EDUCATION: Do Thank-Yous Work?
Apparently, high school students are worried that a high GPA, good SAT scores and extracurricular activities aren’t enough to get them in to college these days. According to a New York Times article published on October 9, more and more college applicants are sending thank-you notes to admissions officers and interviewers, thanking them for their time and consideration. Patrick J. O’Connor, director of college counseling at the private Roeper School in Birmingham, Mich says that “it seems like a small thing, but I tell my students that every contact with the college contributes to their perception of you.”
But Woody O’Cain, the admissions director at Furman University in South Carolina says he realizes many of them are strategic. And schools like NYU, Johns Hopkins and MIT simply throw the notes out without even reading them. According to the New York Times, Barbara F. Hall, associate provost for enrollment management at N.Y.U., said writing a note was “a very polite thing to do.” But, she added, the university does not keep the notes, because “with our reading files twice, we don’t need extraneous material, and that is extraneous.”

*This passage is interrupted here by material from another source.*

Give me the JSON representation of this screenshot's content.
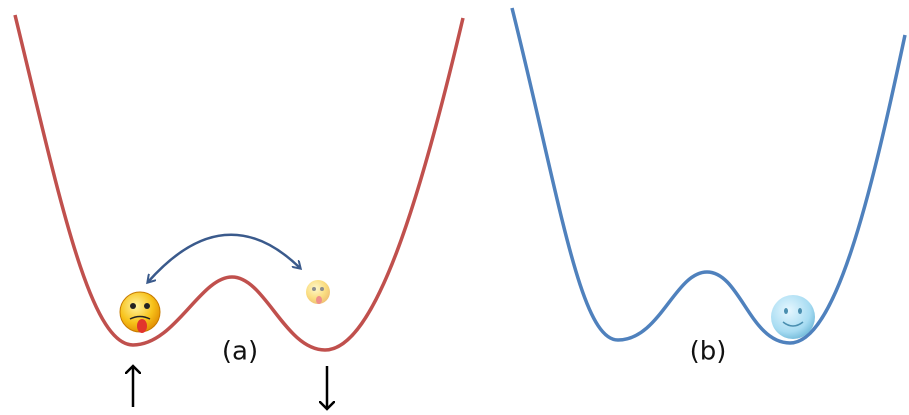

At some schools, however, the notes are placed in students filed. “Is it necessary to write a thank-you note?” said Janet L. Rapelye, dean of admissions at Princeton. “No. But I’m still in favor of them. Expressing gratitude is a lovely quality.”
Whether or not thank-you notes are kept or remembered is obviously up for debate, but I think the idea is an interesting one- especially from a PR standpoint. Students feel like sending the notes adds to their character and builds a positive image that colleges will respond to. But I can’t help but wonder if it actually works or if just makes them seem desperate. Shouldn’t their application say enough?